Considerava impossível que houvesse gente disponível a abdicar permanentemente de bens pessoais, pois, mais tarde ou mais cedo, os naturais conflitos entre os indivíduos iriam despertar reacções de poder que interfeririam com esses princípios. Para ele eram utopias de intelectuais entusiastas que viam no primitivo comunismo aldeão a possibilidade de alterar as bases das novas sociedades. O que Zeus tinha em mente parecia-lhe coisa semelhante e por isso respondeu que isso já fora testado e que dera sempre mau resultado.

- Sabe Zeus! O que agora se fizer tem de dar lucro em pouco tempo, e esse projecto não me parece rentável por se centrar nos desafortunados. Em minha opinião, deveria envolver em primeiro lugar os ricos, oferecendo-lhes vantagens que despertassem a curiosidade dos pobres. Se começar ao contrário, vão ser necessários uns milhares de mártires para quebrar a natural resistência à mudança. Não se esqueça que o Deus cristão enveredou por esse caminho e que, as circunstâncias acabaram por o levar a fazer vista grossa ao liberalismo selvagem.

- Caro Hipólito. O meu plano de negócio tem um braço na construção civil e um outro na ecologia.

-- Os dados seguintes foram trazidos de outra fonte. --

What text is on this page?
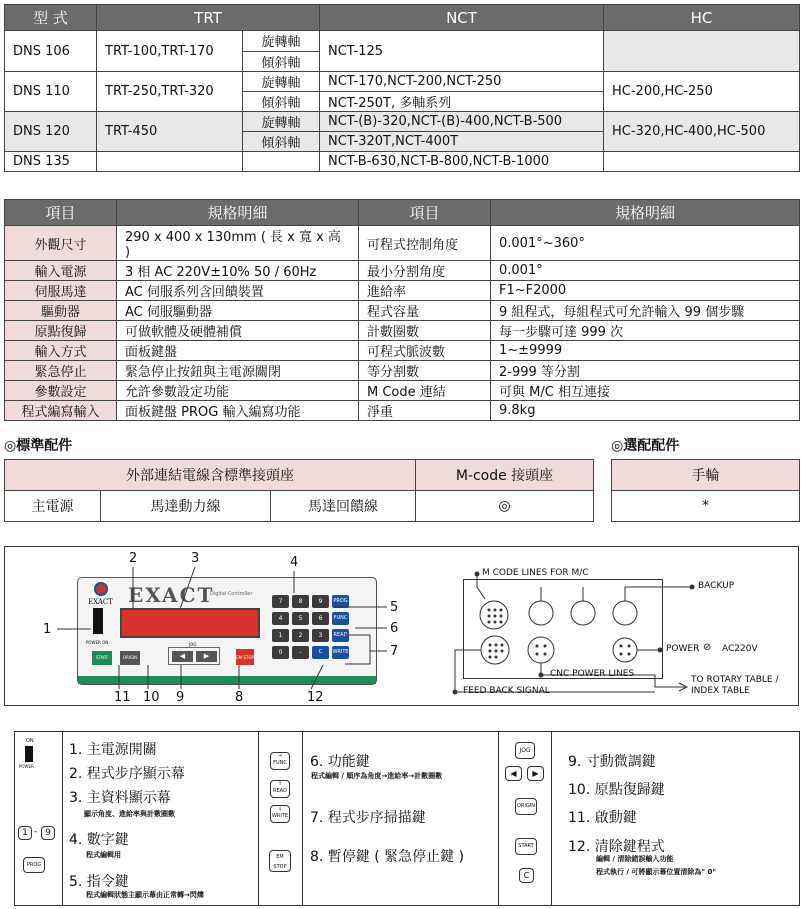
型 式	TRT		NCT	HC
DNS 106	TRT-100,TRT-170	旋轉軸	NCT-125	
		傾斜軸		
DNS 110	TRT-250,TRT-320	旋轉軸	NCT-170,NCT-200,NCT-250	HC-200,HC-250
		傾斜軸	NCT-250T, 多軸系列	
DNS 120	TRT-450	旋轉軸	NCT-(B)-320,NCT-(B)-400,NCT-B-500	HC-320,HC-400,HC-500
		傾斜軸	NCT-320T,NCT-400T	
DNS 135			NCT-B-630,NCT-B-800,NCT-B-1000	
項目	規格明細	項目	規格明細
外觀尺寸	290 x 400 x 130mm ( 長 x 寬 x 高 )	可程式控制角度	0.001°~360°
輸入電源	3 相 AC 220V±10% 50 / 60Hz	最小分割角度	0.001°
伺服馬達	AC 伺服系列含回饋裝置	進給率	F1~F2000
驅動器	AC 伺服驅動器	程式容量	9 組程式，每組程式可允許輸入 99 個步驟
原點復歸	可做軟體及硬體補償	計數圈數	每一步驟可達 999 次
輸入方式	面板鍵盤	可程式脈波數	1~±9999
緊急停止	緊急停止按鈕與主電源關閉	等分割數	2-999 等分割
參數設定	允許參數設定功能	M Code 連結	可與 M/C 相互連接
程式編寫輸入	面板鍵盤 PROG 輸入編寫功能	淨重	9.8kg
◎標準配件
外部連結電線含標準接頭座			M-code 接頭座
主電源	馬達動力線	馬達回饋線	◎
◎選配配件
手輪
*
EXACT EXACT
Digital Controller
POWER ON
7	8	9	PROG
4	5	6	FUNC
1	2	3	READ
0	-	C	WRITE
START	ORIGIN
JOG
◀	▶	EM STOP
1
2	3	4
5
6
7
8
9
10
11	12
M CODE LINES FOR M/C
BACKUP
POWER ⊘ AC220V
CNC POWER LINES
FEED BACK SIGNAL
TO ROTARY TABLE /
INDEX TABLE
ON
POWER
1 - 9
PROG
1. 主電源開關
2. 程式步序顯示幕
3. 主資料顯示幕
顯示角度、進給率與計數圈數
4. 數字鍵
程式編輯用
5. 指令鍵
程式編輯狀態主顯示幕由正常轉→閃爍
→
FUNC
↑
READ
↓
WRITE
EM STOP
6. 功能鍵
程式編輯 / 順序為角度→進給率→計數圈數
7. 程式步序掃描鍵
8. 暫停鍵 ( 緊急停止鍵 )
JOG
◀	▶
ORIGIN
START
C
9. 寸動微調鍵
10. 原點復歸鍵
11. 啟動鍵
12. 清除鍵程式
編輯 / 清除錯誤輸入功能
程式執行 / 可將顯示幕位置清除為" 0"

Se os acordos de Paris forem para a frente, pode facilmente candidatar-se a fundos da CEE. Ele cumpre os objectivos de redução de emissões de CO2 e prevê a recuperação dos centros históricos das cidades. Não vejo porque é que os financiadores não o hão-de apoiar. E engana-se ao pensar que a multidão solitária só é constituída por pobres. Há muitos ricos disponíveis, se houver garantias de qualidade.
Basicamente o conceito é criar múltiplos “conventos abertos” ao exterior, em que os seus membros possam circular, de acordo com os seus desejos, desde que cumpram a tal “regra”, que mais não é que um padrão civilizacional.
Não se pretende interferir com as famílias actuais, proponho só implementar uma filosofia de convivência naqueles que o acaso e as políticas que estimulam o individualismo, a massificação e a concorrência despiedada atiraram para a solidão.

Nesta altura Zeus entusiasmado, deambulava entre a estante e a janela. Depois parou, abriu o projecto num centro histórico de uma grande cidade de Portugal e chamou o médico para junto de si.
- Está a ver aqui. Nesta zona há imensas casas senhoriais degradadas que urge recuperar. São casas que não têm utilidade para as famílias nucleares e que cumprem plenamente as nossas exigências. Até dão para ter uma horta comunitária.
- Que diz?

Hipólito queria dissuadi-lo. Pareceu-lhe que Zeus parara no tempo e que não tinha conhecimento do que se passara na revolução bolchevique e, para o não ofender, disse:
- Eu só poderia investir nesse projecto se perdesse toda a minha família. Mas ia-me ser muito difícil viver em comunidade com gente adulta que ganhou hábitos muito diferentes dos meus.

Zeus olhou para o tecto, como se pensasse, e respondeu: -É para isso que eu cá estou!. Há que desenvolver a tolerância desde o berço para superar as diferenças culturais. Numa primeira fase terei de disponibilizar uma maior quantidade de milagres. Obrigado!
De seguida, pegou no projecto, despediu-se e desfez-se numa ondulante luz azul que atravessou o tecto ao som do ribombar longínquo de um trovão.